何よりもこの道は1つの正解になり得ると、先輩の笑顔を見て思えたのが大きかった。


「蓮君の覚悟を受け取った。改めてようこそ。管理人として、学校のOGとして白石蓮を歓迎するね」

 僕の即答を聞いて先生はファイルをとじる。ほほ笑んで右手を差し出してきたので応じた。


 商品を領収書と交換して校庭に向かう。南中の太陽の近くを鳥の群れが通り過ぎる。周りは流れていく雲の音が聞こえそうなくらい静かな空間と化していた。成長途中の雑草を踏みつけて草の上に腰を下ろす。袋から頼んでおいた弁当箱を取り出そうとしたとき、草木の陰から犬がすり寄ってきた。普段と態度が違っていてさすがの嗅覚だと笑えてくる。箱を犬の反対側に動かすと、とてとてと回り込む。

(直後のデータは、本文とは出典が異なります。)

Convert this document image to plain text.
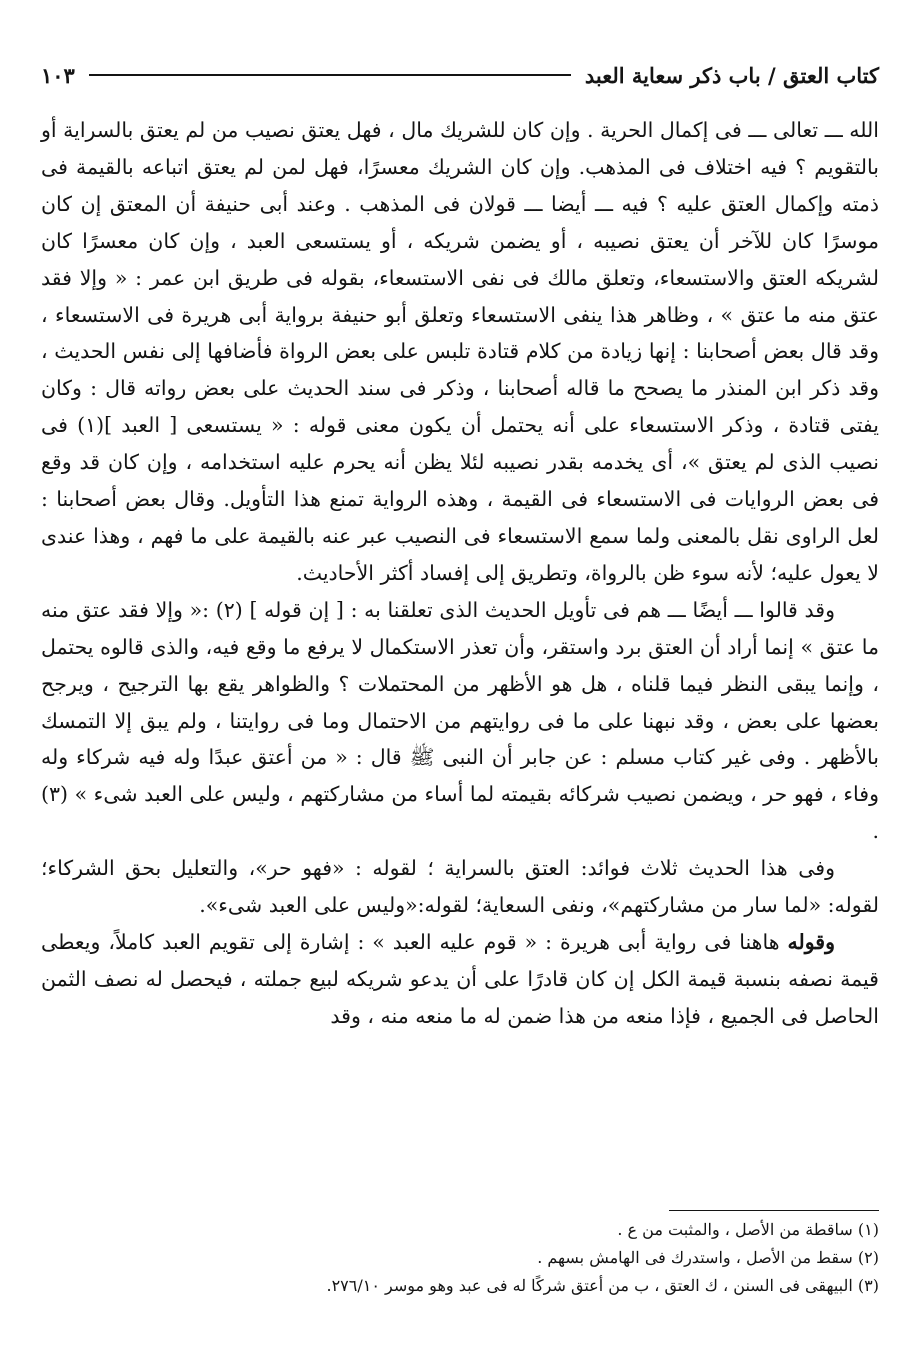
كتاب العتق / باب ذكر سعاية العبد
١٠٣

الله ـــ تعالى ـــ فى إكمال الحرية . وإن كان للشريك مال ، فهل يعتق نصيب من لم يعتق بالسراية أو بالتقويم ؟ فيه اختلاف فى المذهب. وإن كان الشريك معسرًا، فهل لمن لم يعتق اتباعه بالقيمة فى ذمته وإكمال العتق عليه ؟ فيه ـــ أيضا ـــ قولان فى المذهب . وعند أبى حنيفة أن المعتق إن كان موسرًا كان للآخر أن يعتق نصيبه ، أو يضمن شريكه ، أو يستسعى العبد ، وإن كان معسرًا كان لشريكه العتق والاستسعاء، وتعلق مالك فى نفى الاستسعاء، بقوله فى طريق ابن عمر : « وإلا فقد عتق منه ما عتق » ، وظاهر هذا ينفى الاستسعاء وتعلق أبو حنيفة برواية أبى هريرة فى الاستسعاء ، وقد قال بعض أصحابنا : إنها زيادة من كلام قتادة تلبس على بعض الرواة فأضافها إلى نفس الحديث ، وقد ذكر ابن المنذر ما يصحح ما قاله أصحابنا ، وذكر فى سند الحديث على بعض رواته قال : وكان يفتى قتادة ، وذكر الاستسعاء على أنه يحتمل أن يكون معنى قوله : « يستسعى [ العبد ](١) فى نصيب الذى لم يعتق »، أى يخدمه بقدر نصيبه لئلا يظن أنه يحرم عليه استخدامه ، وإن كان قد وقع فى بعض الروايات فى الاستسعاء فى القيمة ، وهذه الرواية تمنع هذا التأويل. وقال بعض أصحابنا : لعل الراوى نقل بالمعنى ولما سمع الاستسعاء فى النصيب عبر عنه بالقيمة على ما فهم ، وهذا عندى لا يعول عليه؛ لأنه سوء ظن بالرواة، وتطريق إلى إفساد أكثر الأحاديث.

وقد قالوا ـــ أيضًا ـــ هم فى تأويل الحديث الذى تعلقنا به : [ إن قوله ] (٢) :« وإلا فقد عتق منه ما عتق » إنما أراد أن العتق برد واستقر، وأن تعذر الاستكمال لا يرفع ما وقع فيه، والذى قالوه يحتمل ، وإنما يبقى النظر فيما قلناه ، هل هو الأظهر من المحتملات ؟ والظواهر يقع بها الترجيح ، ويرجح بعضها على بعض ، وقد نبهنا على ما فى روايتهم من الاحتمال وما فى روايتنا ، ولم يبق إلا التمسك بالأظهر . وفى غير كتاب مسلم : عن جابر أن النبى ﷺ قال : « من أعتق عبدًا وله فيه شركاء وله وفاء ، فهو حر ، ويضمن نصيب شركائه بقيمته لما أساء من مشاركتهم ، وليس على العبد شىء » (٣) .

وفى هذا الحديث ثلاث فوائد: العتق بالسراية ؛ لقوله : «فهو حر»، والتعليل بحق الشركاء؛ لقوله: «لما سار من مشاركتهم»، ونفى السعاية؛ لقوله:«وليس على العبد شىء».

وقوله هاهنا فى رواية أبى هريرة : « قوم عليه العبد » : إشارة إلى تقويم العبد كاملاً، ويعطى قيمة نصفه بنسبة قيمة الكل إن كان قادرًا على أن يدعو شريكه لبيع جملته ، فيحصل له نصف الثمن الحاصل فى الجميع ، فإذا منعه من هذا ضمن له ما منعه منه ، وقد

(١) ساقطة من الأصل ، والمثبت من ع .
(٢) سقط من الأصل ، واستدرك فى الهامش بسهم .
(٣) البيهقى فى السنن ، ك العتق ، ب من أعتق شركًا له فى عبد وهو موسر ٢٧٦/١٠.
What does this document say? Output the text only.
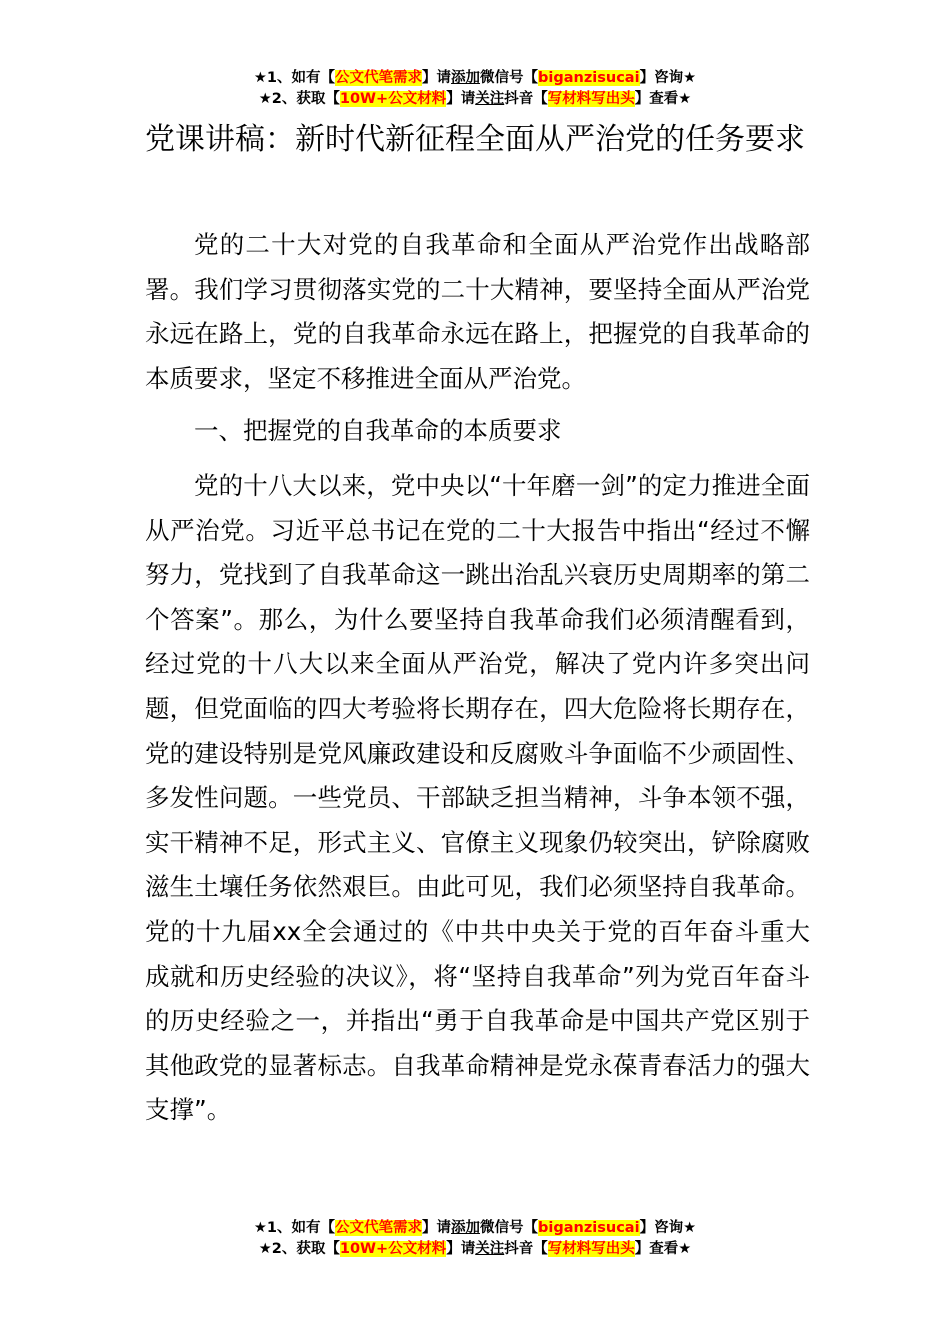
★1、如有【公文代笔需求】请添加微信号【biganzisucai】咨询★
★2、获取【10W+公文材料】请关注抖音【写材料写出头】查看★
党课讲稿：新时代新征程全面从严治党的任务要求

党的二十大对党的自我革命和全面从严治党作出战略部署。我们学习贯彻落实党的二十大精神，要坚持全面从严治党永远在路上，党的自我革命永远在路上，把握党的自我革命的本质要求，坚定不移推进全面从严治党。

一、把握党的自我革命的本质要求

党的十八大以来，党中央以“十年磨一剑”的定力推进全面从严治党。习近平总书记在党的二十大报告中指出“经过不懈努力，党找到了自我革命这一跳出治乱兴衰历史周期率的第二个答案”。那么，为什么要坚持自我革命我们必须清醒看到，经过党的十八大以来全面从严治党，解决了党内许多突出问题，但党面临的四大考验将长期存在，四大危险将长期存在，党的建设特别是党风廉政建设和反腐败斗争面临不少顽固性、多发性问题。一些党员、干部缺乏担当精神，斗争本领不强，实干精神不足，形式主义、官僚主义现象仍较突出，铲除腐败滋生土壤任务依然艰巨。由此可见，我们必须坚持自我革命。党的十九届xx全会通过的《中共中央关于党的百年奋斗重大成就和历史经验的决议》，将“坚持自我革命”列为党百年奋斗的历史经验之一，并指出“勇于自我革命是中国共产党区别于其他政党的显著标志。自我革命精神是党永葆青春活力的强大支撑”。

★1、如有【公文代笔需求】请添加微信号【biganzisucai】咨询★
★2、获取【10W+公文材料】请关注抖音【写材料写出头】查看★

 埒が明かないので蓋を開ける。牛、豚、鶏、煮込み肉の盛り合わせが姿をみせた。家から持ってきた箸で肉の塊を掴む。つかむことで肉汁がこぼれて、どれだけの味が詰まっているのかと食欲をそそられた。牛はとろとろと溶けて、豚はじわっとあふれて、鶏はしっとりと流れる。1つずつ比べて分かるありがたさ。久しぶりのお肉を堪能していた。

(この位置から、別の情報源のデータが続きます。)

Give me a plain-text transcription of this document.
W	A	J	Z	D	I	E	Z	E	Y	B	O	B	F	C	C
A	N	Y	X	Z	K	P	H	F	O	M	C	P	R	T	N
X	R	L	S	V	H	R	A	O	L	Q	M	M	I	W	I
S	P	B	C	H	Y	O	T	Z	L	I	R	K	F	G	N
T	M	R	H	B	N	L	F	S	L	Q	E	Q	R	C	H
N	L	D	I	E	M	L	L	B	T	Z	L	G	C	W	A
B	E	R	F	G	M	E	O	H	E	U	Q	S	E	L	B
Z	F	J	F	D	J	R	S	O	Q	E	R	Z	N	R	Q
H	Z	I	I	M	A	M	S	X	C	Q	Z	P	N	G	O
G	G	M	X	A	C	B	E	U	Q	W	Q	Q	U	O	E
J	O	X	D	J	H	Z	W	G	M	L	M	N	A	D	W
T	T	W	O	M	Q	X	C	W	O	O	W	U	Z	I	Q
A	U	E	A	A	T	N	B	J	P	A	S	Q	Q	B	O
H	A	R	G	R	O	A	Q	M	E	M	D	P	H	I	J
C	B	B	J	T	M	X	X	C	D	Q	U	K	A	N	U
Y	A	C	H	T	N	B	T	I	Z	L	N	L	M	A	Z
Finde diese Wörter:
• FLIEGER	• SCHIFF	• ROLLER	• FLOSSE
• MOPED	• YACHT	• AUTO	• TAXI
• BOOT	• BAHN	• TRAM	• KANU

 犬が足を叩いてくる。うっとおしく感じて犬の前にラップを敷いた。待ての姿勢で待機する奴の前に牛肉の塊を置く。箸を離した瞬間にくわえて、ハフハフ言いながらあっという間に食べてしまった。肉汁で濡れたラップをぺちぺちと叩く。豚肉を落とす。完食。と肉を投げる。一口。ぺちぺち、欲求は止まらない。このままでは全部を要求されかねなかった。

 大人しく教室で食べよう。弁当箱を片付けようと蓋を袋から取り出していると、一つの影が目の前を通り過ぎる。犬が器用に箱の端を咥えていた。慌てて立ち上がって犬を追いかける。逃走の最中、犬は肉の塊1つ落とすことなく器用に駆け抜けやがった。林の奥に行ってしまってこれ以上追いかけられない。息を切らせて元の場所に戻ってきた。本当にすべてを持っていかれてしまった。両方の足跡でしわができたラップを回収していく。一つだけ煮卵が転がっていた。お前の分だとでも言いたいのだろうか。むしゃくしゃして素手で口に放り込む。

 出汁が効いていて美味しい。でも独りは寂しくて、塩が効いた液体も口に入った。



 自腹で頼んだ最初のおかずは、少し塩辛かった。